Ottawa is expected to announce key pipeline decisions Tuesday, but former Encana CEO Gwyn Morgan says the proposed Kinder Morgan Pipeline is the one project that “can politically be approved” when compared to Enbridge’s Northern Gateway proposal.
“Ironically enough, probably the one that’s going to result in the most heavy traffic and the most urbanized and waters full of other ships is probably going to get the nod -- and not the one that would have avoided that,” he told BNN in an interview Tuesday. “Today everything is political in every sector, but in the energy sector particularly. So now we’re seeing what probably will be a balancing of factors in those decisions.”
It is expected that decisions regarding Enbridge’s Northern Gateway and the 1600-kilometre Line 3 replacement project – together representing more than $15 billion in estimated capital expenditures – will be delivered at some point Tuesday.

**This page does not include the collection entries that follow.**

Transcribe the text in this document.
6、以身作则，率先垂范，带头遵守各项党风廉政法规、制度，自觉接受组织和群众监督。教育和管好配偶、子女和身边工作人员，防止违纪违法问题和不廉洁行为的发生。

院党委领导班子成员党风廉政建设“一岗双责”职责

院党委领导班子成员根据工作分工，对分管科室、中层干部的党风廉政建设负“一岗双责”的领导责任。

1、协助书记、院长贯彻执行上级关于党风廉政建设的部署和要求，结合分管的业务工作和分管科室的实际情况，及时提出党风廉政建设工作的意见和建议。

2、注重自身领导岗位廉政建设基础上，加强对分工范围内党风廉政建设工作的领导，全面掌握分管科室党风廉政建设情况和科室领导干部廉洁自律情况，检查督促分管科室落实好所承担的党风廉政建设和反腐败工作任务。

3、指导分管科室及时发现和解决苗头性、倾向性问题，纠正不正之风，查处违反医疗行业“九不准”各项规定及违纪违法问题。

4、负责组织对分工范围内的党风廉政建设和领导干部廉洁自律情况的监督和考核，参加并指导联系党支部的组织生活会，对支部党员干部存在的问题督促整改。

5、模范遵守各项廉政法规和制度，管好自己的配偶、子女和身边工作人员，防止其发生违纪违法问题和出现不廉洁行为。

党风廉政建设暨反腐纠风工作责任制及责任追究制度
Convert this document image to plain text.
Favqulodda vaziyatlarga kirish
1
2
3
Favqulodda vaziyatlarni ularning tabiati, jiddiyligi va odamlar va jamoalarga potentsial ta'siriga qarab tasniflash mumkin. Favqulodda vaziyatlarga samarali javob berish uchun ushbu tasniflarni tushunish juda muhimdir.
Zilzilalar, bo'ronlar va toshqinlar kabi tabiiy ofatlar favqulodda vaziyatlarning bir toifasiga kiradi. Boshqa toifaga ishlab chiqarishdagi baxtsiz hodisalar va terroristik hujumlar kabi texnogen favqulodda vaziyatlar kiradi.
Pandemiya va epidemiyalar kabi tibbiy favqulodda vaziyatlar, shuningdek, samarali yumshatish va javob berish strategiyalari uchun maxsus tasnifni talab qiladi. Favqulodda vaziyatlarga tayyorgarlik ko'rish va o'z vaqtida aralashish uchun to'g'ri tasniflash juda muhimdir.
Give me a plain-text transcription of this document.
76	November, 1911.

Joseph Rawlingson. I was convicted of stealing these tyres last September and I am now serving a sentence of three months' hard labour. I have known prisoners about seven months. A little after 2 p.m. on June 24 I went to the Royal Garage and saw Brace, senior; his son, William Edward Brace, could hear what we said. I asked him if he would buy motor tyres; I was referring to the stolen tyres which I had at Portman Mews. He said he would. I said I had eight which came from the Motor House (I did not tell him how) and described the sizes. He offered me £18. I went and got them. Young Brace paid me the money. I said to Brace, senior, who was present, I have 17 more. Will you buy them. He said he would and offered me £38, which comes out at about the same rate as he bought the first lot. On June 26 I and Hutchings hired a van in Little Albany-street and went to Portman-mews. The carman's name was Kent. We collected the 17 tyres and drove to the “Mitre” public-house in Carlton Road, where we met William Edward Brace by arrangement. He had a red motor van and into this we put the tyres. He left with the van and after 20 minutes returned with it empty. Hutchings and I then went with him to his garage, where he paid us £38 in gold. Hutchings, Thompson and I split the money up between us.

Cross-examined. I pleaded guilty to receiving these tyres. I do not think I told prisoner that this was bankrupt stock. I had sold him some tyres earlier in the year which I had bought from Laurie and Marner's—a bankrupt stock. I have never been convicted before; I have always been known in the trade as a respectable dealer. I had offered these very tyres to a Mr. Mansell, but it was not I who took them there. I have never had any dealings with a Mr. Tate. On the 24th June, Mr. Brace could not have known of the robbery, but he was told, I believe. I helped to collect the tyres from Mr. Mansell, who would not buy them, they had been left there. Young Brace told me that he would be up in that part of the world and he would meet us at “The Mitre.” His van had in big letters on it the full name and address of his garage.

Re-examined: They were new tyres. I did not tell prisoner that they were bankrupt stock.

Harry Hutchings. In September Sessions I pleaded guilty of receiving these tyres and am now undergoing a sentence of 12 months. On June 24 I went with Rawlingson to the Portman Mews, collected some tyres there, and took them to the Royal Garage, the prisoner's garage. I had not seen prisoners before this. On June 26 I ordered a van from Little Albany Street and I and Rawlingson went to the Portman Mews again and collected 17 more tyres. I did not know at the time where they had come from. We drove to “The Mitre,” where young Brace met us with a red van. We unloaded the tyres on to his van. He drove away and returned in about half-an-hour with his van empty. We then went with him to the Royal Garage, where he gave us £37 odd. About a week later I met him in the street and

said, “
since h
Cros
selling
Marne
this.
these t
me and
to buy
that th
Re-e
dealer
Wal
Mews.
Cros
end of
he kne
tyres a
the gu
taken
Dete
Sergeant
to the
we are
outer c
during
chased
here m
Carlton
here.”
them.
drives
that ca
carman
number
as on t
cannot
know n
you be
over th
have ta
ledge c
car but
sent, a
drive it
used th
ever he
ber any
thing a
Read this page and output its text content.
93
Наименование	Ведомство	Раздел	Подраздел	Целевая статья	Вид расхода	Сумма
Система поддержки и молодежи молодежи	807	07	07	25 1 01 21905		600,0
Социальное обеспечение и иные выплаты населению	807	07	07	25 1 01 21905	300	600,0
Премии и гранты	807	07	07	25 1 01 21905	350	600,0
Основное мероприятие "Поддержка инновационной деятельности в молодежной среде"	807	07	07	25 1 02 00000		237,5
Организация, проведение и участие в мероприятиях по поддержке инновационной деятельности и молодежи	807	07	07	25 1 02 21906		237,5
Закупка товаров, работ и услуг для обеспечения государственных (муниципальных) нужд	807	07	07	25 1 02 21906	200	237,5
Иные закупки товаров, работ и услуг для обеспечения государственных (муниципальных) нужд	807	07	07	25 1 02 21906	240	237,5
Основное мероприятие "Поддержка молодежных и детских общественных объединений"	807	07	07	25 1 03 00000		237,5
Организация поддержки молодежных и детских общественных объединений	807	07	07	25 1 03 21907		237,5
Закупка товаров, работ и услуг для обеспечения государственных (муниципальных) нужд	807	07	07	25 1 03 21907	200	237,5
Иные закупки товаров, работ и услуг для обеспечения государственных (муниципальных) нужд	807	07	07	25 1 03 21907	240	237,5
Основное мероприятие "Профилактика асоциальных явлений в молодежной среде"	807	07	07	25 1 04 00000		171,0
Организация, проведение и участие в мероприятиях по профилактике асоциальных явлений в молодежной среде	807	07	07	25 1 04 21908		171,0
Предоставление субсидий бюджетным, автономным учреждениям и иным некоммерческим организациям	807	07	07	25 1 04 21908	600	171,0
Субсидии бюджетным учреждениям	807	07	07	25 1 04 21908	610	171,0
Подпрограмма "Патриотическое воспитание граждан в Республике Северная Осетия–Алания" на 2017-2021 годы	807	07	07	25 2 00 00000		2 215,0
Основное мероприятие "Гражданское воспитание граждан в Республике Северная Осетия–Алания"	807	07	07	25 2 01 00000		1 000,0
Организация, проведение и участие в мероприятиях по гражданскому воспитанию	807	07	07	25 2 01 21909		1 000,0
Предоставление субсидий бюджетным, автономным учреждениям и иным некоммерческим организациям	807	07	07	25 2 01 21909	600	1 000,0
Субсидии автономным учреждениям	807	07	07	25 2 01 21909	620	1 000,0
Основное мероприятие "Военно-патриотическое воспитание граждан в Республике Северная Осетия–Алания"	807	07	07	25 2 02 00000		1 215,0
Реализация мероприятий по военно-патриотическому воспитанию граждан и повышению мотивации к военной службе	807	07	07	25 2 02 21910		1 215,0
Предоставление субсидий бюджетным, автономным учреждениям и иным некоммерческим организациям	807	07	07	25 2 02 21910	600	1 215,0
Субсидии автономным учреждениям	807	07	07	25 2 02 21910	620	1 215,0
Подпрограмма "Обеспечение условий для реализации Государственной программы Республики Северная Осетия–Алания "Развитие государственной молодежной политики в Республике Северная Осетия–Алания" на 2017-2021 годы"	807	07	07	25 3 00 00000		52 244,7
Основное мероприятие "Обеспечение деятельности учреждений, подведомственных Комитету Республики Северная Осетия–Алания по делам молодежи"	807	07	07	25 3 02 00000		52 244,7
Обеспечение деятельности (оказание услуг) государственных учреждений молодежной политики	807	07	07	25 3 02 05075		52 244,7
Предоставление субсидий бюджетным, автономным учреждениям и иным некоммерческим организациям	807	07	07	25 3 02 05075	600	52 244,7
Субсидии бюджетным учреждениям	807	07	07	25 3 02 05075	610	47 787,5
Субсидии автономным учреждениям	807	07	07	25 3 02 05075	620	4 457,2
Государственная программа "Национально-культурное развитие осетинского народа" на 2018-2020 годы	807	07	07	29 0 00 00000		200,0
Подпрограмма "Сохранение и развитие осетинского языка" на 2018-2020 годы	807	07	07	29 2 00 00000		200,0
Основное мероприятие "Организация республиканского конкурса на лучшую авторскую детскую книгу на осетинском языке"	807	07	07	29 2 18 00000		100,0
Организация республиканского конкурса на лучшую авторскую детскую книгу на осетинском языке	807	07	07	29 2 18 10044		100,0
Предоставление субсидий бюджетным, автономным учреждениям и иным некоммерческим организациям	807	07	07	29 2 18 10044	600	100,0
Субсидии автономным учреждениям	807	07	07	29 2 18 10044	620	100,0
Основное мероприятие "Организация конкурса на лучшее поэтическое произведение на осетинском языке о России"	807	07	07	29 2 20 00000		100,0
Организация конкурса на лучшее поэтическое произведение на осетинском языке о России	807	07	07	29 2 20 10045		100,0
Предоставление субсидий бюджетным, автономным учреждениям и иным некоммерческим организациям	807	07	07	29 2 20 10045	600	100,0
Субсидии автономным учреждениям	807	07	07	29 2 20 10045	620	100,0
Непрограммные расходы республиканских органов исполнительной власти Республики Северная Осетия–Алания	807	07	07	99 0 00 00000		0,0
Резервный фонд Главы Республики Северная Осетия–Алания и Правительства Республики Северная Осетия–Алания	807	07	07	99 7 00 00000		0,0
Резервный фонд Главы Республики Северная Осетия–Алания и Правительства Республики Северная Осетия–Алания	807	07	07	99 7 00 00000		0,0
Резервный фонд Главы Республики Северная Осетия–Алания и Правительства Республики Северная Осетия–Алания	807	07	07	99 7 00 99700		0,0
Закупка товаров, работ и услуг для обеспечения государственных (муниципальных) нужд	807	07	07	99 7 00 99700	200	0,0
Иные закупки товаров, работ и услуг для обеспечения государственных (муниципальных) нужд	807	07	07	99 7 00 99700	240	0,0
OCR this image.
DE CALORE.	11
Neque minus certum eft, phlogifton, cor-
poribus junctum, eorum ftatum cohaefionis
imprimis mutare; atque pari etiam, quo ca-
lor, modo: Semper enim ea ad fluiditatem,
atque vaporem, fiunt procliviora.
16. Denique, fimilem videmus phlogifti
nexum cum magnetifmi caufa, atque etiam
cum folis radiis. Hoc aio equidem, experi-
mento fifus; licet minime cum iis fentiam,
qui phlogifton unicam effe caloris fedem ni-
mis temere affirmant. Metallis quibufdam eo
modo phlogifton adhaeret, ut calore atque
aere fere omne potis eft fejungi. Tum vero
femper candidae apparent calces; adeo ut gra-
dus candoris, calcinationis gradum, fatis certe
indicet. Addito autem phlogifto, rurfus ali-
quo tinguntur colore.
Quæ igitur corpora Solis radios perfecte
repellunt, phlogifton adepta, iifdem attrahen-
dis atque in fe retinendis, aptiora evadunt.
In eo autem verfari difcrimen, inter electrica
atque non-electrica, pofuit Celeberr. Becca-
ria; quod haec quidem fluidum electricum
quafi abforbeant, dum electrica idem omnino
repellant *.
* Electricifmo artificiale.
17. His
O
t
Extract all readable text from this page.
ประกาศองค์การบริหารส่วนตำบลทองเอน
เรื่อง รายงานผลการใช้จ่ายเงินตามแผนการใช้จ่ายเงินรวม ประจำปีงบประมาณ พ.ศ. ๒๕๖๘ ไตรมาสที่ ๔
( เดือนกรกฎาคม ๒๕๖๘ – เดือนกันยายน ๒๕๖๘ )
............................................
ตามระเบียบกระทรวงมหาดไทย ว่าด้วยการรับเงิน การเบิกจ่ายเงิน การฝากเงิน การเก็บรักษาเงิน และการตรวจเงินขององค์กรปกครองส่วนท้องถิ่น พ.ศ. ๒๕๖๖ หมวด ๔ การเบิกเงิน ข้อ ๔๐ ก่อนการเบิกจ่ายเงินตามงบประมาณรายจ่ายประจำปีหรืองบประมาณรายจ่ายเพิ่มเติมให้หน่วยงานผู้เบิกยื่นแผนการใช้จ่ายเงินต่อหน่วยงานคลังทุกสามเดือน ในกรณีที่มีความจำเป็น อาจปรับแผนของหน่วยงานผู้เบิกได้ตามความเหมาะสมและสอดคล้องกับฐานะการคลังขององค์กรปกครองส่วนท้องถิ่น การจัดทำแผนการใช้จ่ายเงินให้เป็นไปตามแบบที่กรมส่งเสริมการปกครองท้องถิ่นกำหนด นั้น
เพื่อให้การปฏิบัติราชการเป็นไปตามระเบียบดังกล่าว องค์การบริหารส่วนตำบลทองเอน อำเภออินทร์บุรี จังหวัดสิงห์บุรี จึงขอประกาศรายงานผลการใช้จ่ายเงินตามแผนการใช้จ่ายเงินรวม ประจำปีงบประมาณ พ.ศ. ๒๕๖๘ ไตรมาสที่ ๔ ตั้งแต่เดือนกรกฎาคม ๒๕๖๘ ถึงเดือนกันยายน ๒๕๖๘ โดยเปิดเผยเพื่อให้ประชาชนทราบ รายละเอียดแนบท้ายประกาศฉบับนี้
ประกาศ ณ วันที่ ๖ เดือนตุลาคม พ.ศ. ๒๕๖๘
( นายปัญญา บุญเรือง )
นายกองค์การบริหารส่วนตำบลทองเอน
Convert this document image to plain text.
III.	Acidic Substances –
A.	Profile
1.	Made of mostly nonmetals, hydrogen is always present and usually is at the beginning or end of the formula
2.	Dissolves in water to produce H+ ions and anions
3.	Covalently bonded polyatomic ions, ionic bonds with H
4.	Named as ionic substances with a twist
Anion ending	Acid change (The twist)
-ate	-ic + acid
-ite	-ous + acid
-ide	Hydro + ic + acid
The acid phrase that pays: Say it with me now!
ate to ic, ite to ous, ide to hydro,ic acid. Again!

The deadline is also looming for Kinder Morgan’s Trans Mountain expansion proposal, which would twin the Trans Mountain pipeline if it were approved. The government has until Dec. 19, but it is possible that a decision could be made before then.
If built, the Northern Gateway Pipeline would span 1,177 kilometres and would carry bitumen from Alberta’s oil sands to Kitimat, British Columbia.
The pipeline has faced strong opposition from First Nations and environmental groups because it would pass through B.C.’s Great Bear Rainforest.
Prime Minister Justin Trudeau has expressed opposition to the pipeline in the past. “The Great Bear Rainforest is no place for a pipeline, for a crude pipeline. There is no changing on my thinking,” he said in April.
University of British Columbia environmental and natural resource policy professor, George Hoberg told BNN Monday that Northern Gateway is “dead,” and that Line 3 has not attracted the same amount of controversy partly because “the risks along the route are not as glamorous.”